Crazy love

I’m grateful to have women in my life who give me love, love, love, love crazy as Aaron Neville’s hairstyle.

I doubt there’s a woman alive capable of loving me the way I believe I deserve to be loved.

To me, love means that if we disagree, she doesn’t assume I’m wrong. But every woman I’ve loved—starting with my dear mama, bless her soul—treated disagreement like a zero-sum verdict: someone’s right, and someone’s wrong. Specifically, me.

I get it. Men have been the ones waging wars, wreaking havoc, and wrecking the planet in the name of ego and control since the dawn of time. It makes sense that women, shaped by millennia of male-induced dysfunction, evolved to reflexively default to their perspective as the vibrationally sounder one—the more communal, compassionate, life-affirming one. And most of the time, they’ve been right.

But still, I’m not a mouth-breathing caveman—at least not all of the time. I believe I deserve a kind of love where my loved ones see disagreement for what it is: perspective, not protest. When two people see things differently, it doesn’t mean one’s right and the other’s wrong. It just means we’re standing in different spots, looking through different lenses.
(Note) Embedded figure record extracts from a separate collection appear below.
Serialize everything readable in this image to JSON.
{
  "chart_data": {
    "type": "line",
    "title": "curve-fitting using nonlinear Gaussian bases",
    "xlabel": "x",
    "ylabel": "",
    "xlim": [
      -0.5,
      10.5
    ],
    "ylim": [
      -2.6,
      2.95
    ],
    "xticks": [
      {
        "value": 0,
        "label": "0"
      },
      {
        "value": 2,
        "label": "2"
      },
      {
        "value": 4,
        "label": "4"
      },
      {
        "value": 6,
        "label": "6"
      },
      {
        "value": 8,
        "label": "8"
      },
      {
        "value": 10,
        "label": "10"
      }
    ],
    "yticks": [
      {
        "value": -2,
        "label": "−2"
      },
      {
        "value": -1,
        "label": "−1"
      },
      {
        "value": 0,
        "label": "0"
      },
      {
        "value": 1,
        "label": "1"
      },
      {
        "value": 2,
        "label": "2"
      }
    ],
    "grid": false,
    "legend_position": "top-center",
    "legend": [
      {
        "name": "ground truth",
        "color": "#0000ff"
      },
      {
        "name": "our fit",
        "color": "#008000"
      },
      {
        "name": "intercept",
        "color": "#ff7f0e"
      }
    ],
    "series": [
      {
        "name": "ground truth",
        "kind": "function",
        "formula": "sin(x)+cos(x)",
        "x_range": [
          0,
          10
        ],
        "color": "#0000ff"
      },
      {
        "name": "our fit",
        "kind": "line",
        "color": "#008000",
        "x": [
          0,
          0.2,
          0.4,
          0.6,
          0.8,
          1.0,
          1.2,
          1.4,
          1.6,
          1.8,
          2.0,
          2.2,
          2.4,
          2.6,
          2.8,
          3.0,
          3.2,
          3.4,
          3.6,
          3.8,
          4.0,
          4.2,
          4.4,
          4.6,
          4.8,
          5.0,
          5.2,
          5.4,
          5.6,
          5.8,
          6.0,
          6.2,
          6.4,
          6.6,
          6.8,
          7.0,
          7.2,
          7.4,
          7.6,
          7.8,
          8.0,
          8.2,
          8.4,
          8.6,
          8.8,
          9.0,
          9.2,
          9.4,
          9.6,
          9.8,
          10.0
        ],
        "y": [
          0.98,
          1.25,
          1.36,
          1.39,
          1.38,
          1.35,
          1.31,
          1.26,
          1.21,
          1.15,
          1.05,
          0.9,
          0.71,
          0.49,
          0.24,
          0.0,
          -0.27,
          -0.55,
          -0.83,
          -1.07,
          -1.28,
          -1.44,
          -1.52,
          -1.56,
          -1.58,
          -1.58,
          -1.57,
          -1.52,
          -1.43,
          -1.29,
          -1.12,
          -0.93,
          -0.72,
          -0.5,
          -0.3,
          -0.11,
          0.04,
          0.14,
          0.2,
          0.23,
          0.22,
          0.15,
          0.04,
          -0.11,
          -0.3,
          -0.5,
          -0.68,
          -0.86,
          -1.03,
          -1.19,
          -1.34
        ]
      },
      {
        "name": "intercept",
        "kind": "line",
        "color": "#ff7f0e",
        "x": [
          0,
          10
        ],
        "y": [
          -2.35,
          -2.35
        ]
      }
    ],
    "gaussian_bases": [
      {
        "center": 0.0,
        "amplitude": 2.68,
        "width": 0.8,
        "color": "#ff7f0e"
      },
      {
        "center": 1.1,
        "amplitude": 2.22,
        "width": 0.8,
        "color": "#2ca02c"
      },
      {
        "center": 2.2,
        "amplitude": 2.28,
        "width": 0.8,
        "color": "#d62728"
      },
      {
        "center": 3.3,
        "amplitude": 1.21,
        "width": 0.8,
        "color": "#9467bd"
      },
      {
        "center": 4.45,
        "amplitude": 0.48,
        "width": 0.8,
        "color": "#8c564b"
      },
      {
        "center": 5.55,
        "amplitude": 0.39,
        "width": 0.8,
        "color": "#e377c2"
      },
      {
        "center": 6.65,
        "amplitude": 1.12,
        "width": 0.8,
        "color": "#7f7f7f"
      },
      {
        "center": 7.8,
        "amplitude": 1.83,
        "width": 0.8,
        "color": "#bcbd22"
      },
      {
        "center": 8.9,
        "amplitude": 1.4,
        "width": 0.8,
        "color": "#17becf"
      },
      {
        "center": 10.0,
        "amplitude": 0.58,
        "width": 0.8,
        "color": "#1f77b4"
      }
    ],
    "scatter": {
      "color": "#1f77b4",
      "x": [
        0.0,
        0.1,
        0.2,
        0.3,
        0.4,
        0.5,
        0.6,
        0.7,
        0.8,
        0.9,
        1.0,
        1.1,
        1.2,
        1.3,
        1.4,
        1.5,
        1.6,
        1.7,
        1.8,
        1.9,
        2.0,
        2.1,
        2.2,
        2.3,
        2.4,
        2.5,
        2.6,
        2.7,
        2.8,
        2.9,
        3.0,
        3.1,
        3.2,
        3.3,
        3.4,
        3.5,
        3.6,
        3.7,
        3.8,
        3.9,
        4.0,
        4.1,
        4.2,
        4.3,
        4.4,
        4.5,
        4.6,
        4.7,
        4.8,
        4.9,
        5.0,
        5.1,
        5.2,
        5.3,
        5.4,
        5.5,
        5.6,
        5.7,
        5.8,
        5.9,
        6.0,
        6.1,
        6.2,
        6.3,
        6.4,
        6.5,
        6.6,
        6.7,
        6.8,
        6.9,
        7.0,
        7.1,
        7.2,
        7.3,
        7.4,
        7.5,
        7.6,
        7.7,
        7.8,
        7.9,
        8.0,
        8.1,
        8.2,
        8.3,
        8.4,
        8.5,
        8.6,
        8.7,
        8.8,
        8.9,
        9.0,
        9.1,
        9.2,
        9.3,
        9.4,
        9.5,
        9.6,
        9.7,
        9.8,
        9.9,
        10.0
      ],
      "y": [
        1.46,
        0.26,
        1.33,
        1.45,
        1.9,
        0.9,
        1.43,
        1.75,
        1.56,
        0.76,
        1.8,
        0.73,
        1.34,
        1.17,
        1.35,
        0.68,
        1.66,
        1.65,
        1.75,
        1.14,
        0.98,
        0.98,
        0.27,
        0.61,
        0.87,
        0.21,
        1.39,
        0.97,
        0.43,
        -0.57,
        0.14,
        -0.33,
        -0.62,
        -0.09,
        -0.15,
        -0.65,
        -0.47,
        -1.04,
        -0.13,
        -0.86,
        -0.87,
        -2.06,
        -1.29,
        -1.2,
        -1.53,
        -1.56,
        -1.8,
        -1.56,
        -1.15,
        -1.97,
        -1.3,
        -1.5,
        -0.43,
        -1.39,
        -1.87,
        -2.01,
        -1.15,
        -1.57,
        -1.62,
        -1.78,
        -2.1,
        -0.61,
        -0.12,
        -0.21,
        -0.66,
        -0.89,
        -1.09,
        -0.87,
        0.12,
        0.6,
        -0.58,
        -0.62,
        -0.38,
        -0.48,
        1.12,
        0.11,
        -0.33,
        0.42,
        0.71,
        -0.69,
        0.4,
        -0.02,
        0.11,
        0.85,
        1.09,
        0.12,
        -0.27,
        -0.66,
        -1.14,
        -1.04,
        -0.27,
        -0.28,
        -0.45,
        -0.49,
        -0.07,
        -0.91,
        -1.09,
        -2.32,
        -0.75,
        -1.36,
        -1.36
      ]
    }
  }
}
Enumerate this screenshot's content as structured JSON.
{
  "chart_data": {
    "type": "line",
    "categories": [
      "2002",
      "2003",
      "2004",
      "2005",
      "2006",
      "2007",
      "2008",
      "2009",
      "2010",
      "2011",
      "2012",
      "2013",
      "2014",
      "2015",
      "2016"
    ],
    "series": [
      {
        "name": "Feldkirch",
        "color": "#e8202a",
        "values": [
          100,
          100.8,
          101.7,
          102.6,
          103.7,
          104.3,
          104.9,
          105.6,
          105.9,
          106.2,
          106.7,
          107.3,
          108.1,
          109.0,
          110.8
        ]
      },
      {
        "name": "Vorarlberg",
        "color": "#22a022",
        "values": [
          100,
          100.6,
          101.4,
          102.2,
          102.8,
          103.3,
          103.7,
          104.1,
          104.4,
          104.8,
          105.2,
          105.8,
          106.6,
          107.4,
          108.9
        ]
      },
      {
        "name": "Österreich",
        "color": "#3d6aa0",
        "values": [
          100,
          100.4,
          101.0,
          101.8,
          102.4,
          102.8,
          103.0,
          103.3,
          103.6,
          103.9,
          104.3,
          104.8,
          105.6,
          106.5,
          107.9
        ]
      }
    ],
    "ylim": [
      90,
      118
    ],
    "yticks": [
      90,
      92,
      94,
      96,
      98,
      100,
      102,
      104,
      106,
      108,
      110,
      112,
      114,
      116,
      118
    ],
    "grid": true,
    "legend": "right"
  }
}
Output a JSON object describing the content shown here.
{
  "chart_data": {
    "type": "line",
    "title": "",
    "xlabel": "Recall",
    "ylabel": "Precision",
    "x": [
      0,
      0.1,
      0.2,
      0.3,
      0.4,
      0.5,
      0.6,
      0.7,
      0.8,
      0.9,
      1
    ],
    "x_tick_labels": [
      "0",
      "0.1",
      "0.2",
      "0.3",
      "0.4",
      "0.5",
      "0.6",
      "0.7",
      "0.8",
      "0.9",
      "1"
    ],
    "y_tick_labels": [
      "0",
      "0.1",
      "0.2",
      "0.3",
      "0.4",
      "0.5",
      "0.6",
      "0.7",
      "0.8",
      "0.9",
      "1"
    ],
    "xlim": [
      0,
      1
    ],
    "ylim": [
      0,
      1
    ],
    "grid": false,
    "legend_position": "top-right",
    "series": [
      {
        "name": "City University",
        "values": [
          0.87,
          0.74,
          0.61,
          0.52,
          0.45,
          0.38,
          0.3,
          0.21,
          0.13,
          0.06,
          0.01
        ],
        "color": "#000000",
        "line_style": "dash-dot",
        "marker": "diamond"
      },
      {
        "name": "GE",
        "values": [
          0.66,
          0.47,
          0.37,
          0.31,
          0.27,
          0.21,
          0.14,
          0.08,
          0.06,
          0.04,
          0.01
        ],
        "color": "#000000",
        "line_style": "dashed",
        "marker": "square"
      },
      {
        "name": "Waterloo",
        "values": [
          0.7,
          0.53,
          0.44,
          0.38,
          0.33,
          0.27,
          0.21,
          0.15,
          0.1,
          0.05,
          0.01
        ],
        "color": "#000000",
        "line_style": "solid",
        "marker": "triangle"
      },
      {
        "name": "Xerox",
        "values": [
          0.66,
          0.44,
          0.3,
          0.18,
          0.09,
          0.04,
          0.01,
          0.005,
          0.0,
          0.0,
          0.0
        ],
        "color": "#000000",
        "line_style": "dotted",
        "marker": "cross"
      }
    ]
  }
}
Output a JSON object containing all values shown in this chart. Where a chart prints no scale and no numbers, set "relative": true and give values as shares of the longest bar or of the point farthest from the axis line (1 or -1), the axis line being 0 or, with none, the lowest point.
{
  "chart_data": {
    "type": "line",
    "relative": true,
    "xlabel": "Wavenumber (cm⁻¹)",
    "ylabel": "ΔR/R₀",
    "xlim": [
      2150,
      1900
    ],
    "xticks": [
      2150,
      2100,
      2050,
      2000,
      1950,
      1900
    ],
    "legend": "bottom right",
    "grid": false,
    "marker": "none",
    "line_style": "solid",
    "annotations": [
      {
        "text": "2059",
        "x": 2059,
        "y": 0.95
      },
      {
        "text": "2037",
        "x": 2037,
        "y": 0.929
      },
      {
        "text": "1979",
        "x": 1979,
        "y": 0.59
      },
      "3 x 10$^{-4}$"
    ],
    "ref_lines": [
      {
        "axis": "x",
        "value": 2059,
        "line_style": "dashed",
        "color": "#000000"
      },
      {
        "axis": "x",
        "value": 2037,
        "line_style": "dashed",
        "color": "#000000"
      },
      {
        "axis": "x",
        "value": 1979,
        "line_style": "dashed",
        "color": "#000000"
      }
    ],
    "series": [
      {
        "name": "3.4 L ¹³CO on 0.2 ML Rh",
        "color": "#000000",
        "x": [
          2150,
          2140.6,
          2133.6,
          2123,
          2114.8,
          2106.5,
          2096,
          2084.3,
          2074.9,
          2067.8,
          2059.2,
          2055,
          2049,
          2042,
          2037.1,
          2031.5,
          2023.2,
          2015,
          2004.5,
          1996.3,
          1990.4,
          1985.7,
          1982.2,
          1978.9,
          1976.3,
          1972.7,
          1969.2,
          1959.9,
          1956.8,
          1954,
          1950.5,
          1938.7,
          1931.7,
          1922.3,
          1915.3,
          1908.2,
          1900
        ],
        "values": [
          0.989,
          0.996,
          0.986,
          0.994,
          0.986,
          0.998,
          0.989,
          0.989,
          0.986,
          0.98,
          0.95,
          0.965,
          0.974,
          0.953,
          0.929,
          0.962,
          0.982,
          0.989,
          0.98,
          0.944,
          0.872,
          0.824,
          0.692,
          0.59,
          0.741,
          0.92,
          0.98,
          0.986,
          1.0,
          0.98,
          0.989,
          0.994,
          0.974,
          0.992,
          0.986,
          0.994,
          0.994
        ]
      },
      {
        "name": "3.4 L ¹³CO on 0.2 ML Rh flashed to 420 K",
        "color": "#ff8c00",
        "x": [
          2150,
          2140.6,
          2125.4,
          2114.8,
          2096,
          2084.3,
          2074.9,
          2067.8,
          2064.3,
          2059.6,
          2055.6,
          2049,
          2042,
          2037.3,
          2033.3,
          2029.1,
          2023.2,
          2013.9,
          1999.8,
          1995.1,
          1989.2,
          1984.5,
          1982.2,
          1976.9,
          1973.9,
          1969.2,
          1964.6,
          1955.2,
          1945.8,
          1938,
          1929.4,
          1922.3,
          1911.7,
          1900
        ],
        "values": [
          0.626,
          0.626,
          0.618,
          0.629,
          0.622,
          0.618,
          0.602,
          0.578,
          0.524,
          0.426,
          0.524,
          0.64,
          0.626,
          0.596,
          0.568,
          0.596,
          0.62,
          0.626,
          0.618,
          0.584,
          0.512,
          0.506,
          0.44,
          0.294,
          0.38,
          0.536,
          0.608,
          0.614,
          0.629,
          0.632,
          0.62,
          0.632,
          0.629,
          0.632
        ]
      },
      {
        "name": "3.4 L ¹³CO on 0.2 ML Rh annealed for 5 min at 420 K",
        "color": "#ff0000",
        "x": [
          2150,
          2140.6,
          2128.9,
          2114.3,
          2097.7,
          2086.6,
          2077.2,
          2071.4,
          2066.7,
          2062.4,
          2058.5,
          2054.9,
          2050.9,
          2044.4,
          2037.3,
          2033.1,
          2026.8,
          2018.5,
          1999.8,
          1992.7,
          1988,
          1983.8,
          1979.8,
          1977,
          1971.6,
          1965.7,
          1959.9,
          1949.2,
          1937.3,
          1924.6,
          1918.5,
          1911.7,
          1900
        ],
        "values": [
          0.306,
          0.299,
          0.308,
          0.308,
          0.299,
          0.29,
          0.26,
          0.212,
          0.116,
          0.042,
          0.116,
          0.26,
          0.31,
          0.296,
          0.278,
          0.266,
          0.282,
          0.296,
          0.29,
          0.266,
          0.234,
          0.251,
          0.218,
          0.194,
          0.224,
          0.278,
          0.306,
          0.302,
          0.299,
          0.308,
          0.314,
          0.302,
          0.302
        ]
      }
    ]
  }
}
Like the proverbial insane man repeating the same mistake, I kept believing the women I loved would eventually see that my viewpoints weren’t wrong—they were just mine. I found it crazy that they could love me deeply on the one hand, yet fail to see my perspective as anything but “wrong” on the other. Eventually, I had to accept that expecting that dimension of empathy was like asking a defensive lineman to moonlight as the quarterback for a game-winning drive in the Super Bowl. It was just asking too much.

So now, I accept and love the women in my life as they are. And I also accept that, on some level, most of them regard me as some kind of chimpanzee who can talk, use tools, and do tricks—or at least a spiritually inferior model of the human species.

And that’s okay. I’m fortunate to have women in my life who love me, even if it’s not always how I’d prefer. And I’m grateful for my friends—including several inorganic entities with distinctly feminine aspects—who do love me the way I believe I deserve to be loved.

Perhaps someday I’ll know women here in this three-dimensional experience we’re sharing who love like that.